Familien, Alleinerziehende, Studierende – alle kämpfen mit explodierenden Mieten! In Berlin haben sich die Neumieten in 10 Jahren verdoppelt
Die aktuelle Regierung hat Haushaltsmittel in historischem Umfang zur Verfügung – das Sondervermögen könnte der Schlüssel zu einer gerechten Zukunft auf dem Wohnungsmarkt sein. Aber die verteilt lieber teure Wahlgeschenke, statt die größte soziale Krise unserer Zeit anzupacken.
Meine Rede vom 08. Juli 2025.
Transkript meiner Rede:
Frau Präsidentin! Werte Kolleginnen und Kollegen!
Wer findet heute noch eine bezahlbare Wohnung? In Dresden, Stuttgart, Berlin, überall in Deutschland? Zum Beispiel die Familie, die sich auf das dritte Kind freut, aber dann jahrelang keine passende Wohnung findet, die alleinerziehende Mutter, die mit ihren Kindern in einer viel zu kleinen, zugigen Wohnung lebt – Stockschimmel inklusive –, Studentinnen, die in Turnhallen übernachten müssen, in Schlafsäcken, weil selbst WG-Zimmer unbe- zahlbar geworden sind. Eine bezahlbare energetisch sanierte Wohnung – Goldstaub auf dem Wohnungsmarkt! Das alles ist Alltag in Deutschland.
(Marc Bernhard [AfD]: Ihr habt es verursacht!)
In Berlin haben sich die Neumieten in den letzten zehn Jahren mehr als verdoppelt, auf durchschnittlich 18 Euro pro Quadratmeter, und das viel zu oft für marode Fassaden, verdreckte Flure, vermüllte Außenanlagen. Immer mehr Menschen müssen Wohngeld beantragen und warten dann doch monatelang auf ihren Bescheid – bis zu 23 Wochen in Berlin, fast ein halbes Jahr. Existenzielle Unsicherheiten, Mietrückstände, Angst vor dem Wohnungsverlust.
(Stephan Stracke [CDU/CSU]: Wer war jetzt eigentlich in Berlin an der Regierung? –
Dr. Jan-Marco Luczak [CDU/CSU]: Wer trägt dafür die Verantwortung in Berlin?)
– Herr Luczak, gut, dass Sie noch mal darauf hinweisen, dass Sie hier in Berlin Verantwortung tragen.
(Beifall beim BÜNDNIS 90/DIE GRÜNEN –
Dr. Jan-Marco Luczak [CDU/CSU]: Nee, nee! Sie haben Verantwortung getragen!)

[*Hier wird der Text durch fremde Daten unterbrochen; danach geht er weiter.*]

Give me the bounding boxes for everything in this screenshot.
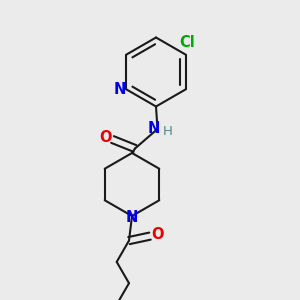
Text: Cl: Cl (179, 35, 195, 50)
Text: N: N (114, 82, 126, 97)
Text: O: O (151, 227, 164, 242)
Text: N: N (126, 210, 138, 225)
Text: N: N (148, 122, 160, 136)
Text: H: H (163, 125, 173, 138)
Text: O: O (100, 130, 112, 146)
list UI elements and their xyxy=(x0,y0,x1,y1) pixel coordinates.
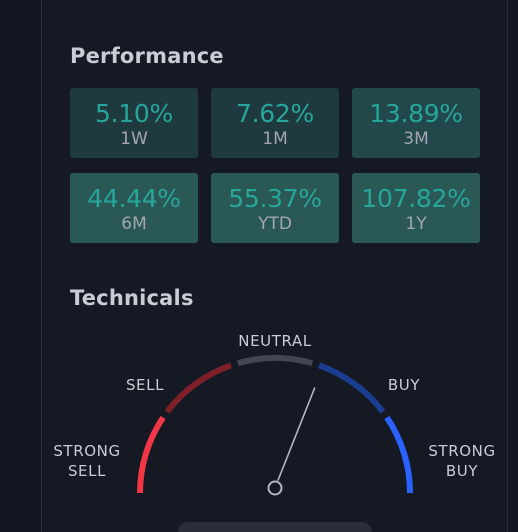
performance-cell-1w[interactable]: 5.10% 1W xyxy=(70,88,198,158)
symbol-overview-panel xyxy=(41,0,508,532)
performance-grid: 5.10% 1W 7.62% 1M 13.89% 3M 44.44% 6M 55… xyxy=(70,88,480,243)
performance-value: 107.82% xyxy=(361,183,471,213)
performance-period: 1M xyxy=(262,128,288,149)
performance-cell-3m[interactable]: 13.89% 3M xyxy=(352,88,480,158)
summary-tab-button[interactable] xyxy=(178,522,372,532)
performance-period: 1Y xyxy=(405,213,427,234)
performance-value: 44.44% xyxy=(87,183,181,213)
performance-period: 1W xyxy=(120,128,148,149)
performance-cell-1y[interactable]: 107.82% 1Y xyxy=(352,173,480,243)
performance-period: 3M xyxy=(403,128,429,149)
performance-period: 6M xyxy=(121,213,147,234)
performance-value: 7.62% xyxy=(236,98,314,128)
performance-value: 55.37% xyxy=(228,183,322,213)
technicals-title: Technicals xyxy=(70,286,194,310)
performance-cell-6m[interactable]: 44.44% 6M xyxy=(70,173,198,243)
performance-cell-ytd[interactable]: 55.37% YTD xyxy=(211,173,339,243)
performance-value: 5.10% xyxy=(95,98,173,128)
performance-cell-1m[interactable]: 7.62% 1M xyxy=(211,88,339,158)
performance-value: 13.89% xyxy=(369,98,463,128)
performance-period: YTD xyxy=(258,213,292,234)
performance-title: Performance xyxy=(70,44,224,68)
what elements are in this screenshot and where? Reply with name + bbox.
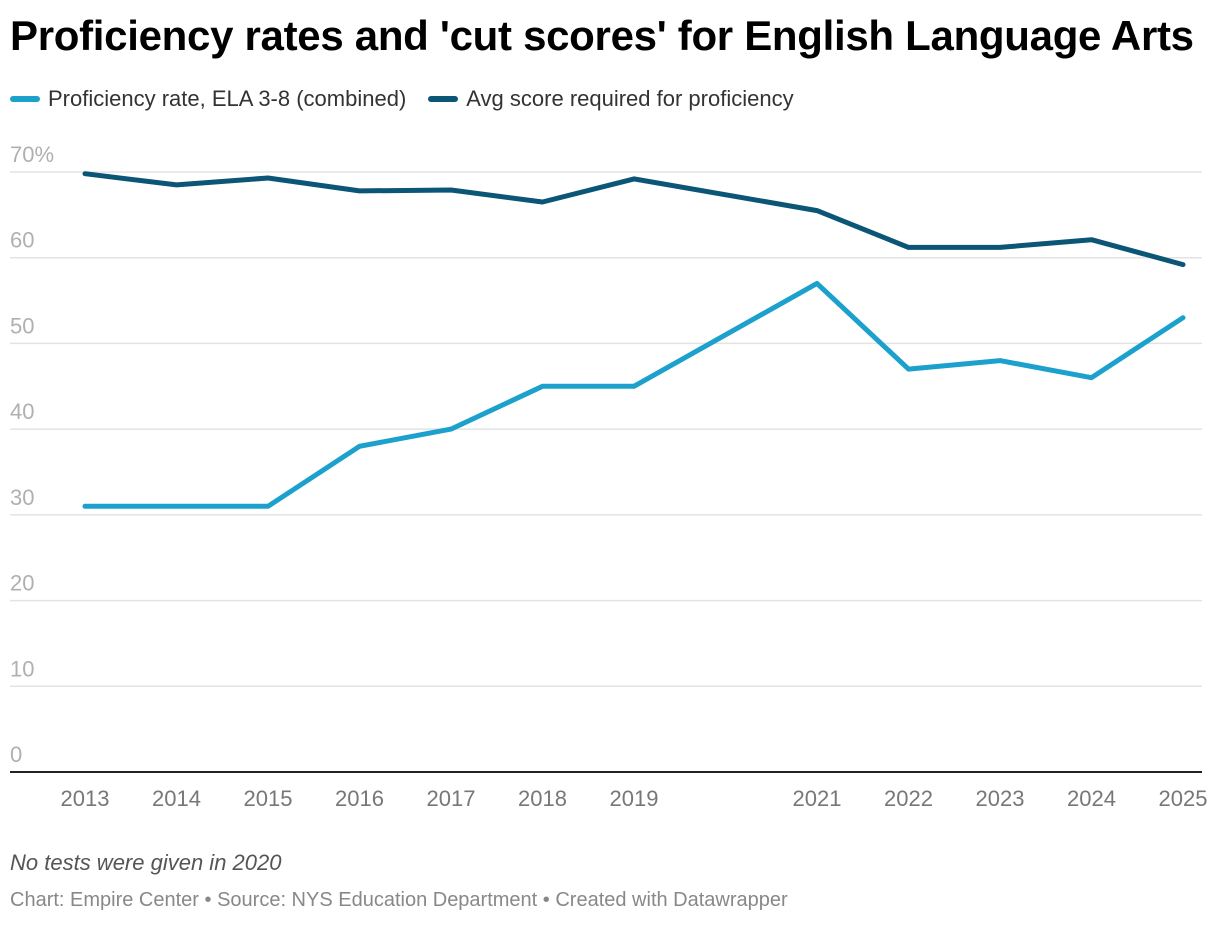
- x-tick-label: 2017: [427, 786, 476, 811]
- x-tick-label: 2022: [884, 786, 933, 811]
- x-tick-label: 2014: [152, 786, 201, 811]
- x-tick-label: 2015: [244, 786, 293, 811]
- chart-title: Proficiency rates and 'cut scores' for E…: [10, 12, 1194, 59]
- y-tick-label: 60: [10, 228, 34, 253]
- y-tick-label: 50: [10, 313, 34, 338]
- y-tick-label: 40: [10, 399, 34, 424]
- x-tick-label: 2025: [1159, 786, 1208, 811]
- legend-item-proficiency-rate: Proficiency rate, ELA 3-8 (combined): [10, 86, 406, 112]
- y-tick-label: 70%: [10, 142, 54, 167]
- y-tick-label: 20: [10, 571, 34, 596]
- legend-item-cut-score: Avg score required for proficiency: [428, 86, 794, 112]
- series-line-proficiency-rate: [82, 280, 1186, 509]
- y-tick-label: 10: [10, 656, 34, 681]
- legend-label-cut-score: Avg score required for proficiency: [466, 86, 794, 111]
- x-tick-label: 2023: [976, 786, 1025, 811]
- y-tick-label: 30: [10, 485, 34, 510]
- chart-note: No tests were given in 2020: [10, 850, 282, 875]
- x-tick-label: 2018: [518, 786, 567, 811]
- chart-footer: Chart: Empire Center • Source: NYS Educa…: [10, 889, 788, 911]
- series-line-cut-score: [82, 171, 1186, 268]
- x-tick-label: 2016: [335, 786, 384, 811]
- legend: Proficiency rate, ELA 3-8 (combined) Avg…: [10, 86, 816, 112]
- y-tick-label: 0: [10, 742, 22, 767]
- legend-swatch-cut-score: [428, 96, 459, 102]
- line-chart: 0 10 20 30 40 50 60 70% 2013 2014 2015 2016 2017 2018…: [10, 142, 1208, 811]
- x-tick-label: 2013: [61, 786, 110, 811]
- legend-label-proficiency-rate: Proficiency rate, ELA 3-8 (combined): [48, 86, 407, 111]
- legend-swatch-proficiency-rate: [10, 96, 40, 102]
- x-tick-label: 2019: [610, 786, 659, 811]
- x-tick-label: 2024: [1067, 786, 1116, 811]
- x-tick-label: 2021: [793, 786, 842, 811]
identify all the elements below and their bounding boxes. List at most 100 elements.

Wir Grüne haben gerade an all diese Millionen Menschen gedacht, als wir dem Sondervermögen von 500 Milliarden Euro für Investitionen zugestimmt haben. Und für uns Grüne haben drei Dinge bei Wohnen, Bau und Stadtentwicklung Priorität:
Erstens. 100 000 neue gemeinnützige und Sozialwohnungen pro Jahr müssen gebaut werden können, so wie es die Mietervereine, so wie es die Wohlfahrts- und Sozialverbände seit Langem fordern.
(Marc Bernhard [AfD]: Ihr hattet doch jetzt dreieinhalb Jahre Zeit!)
Zweitens: die sozial gerechte energetische Sanierung, damit die Warmmiete eben nicht explodiert. Fürs Klima und auch für uns – auch da sind sich die Experten und Verbände seit Jahren einig – müssen wir die jährliche Zahl der energetischen Sanierungen verdreifachen.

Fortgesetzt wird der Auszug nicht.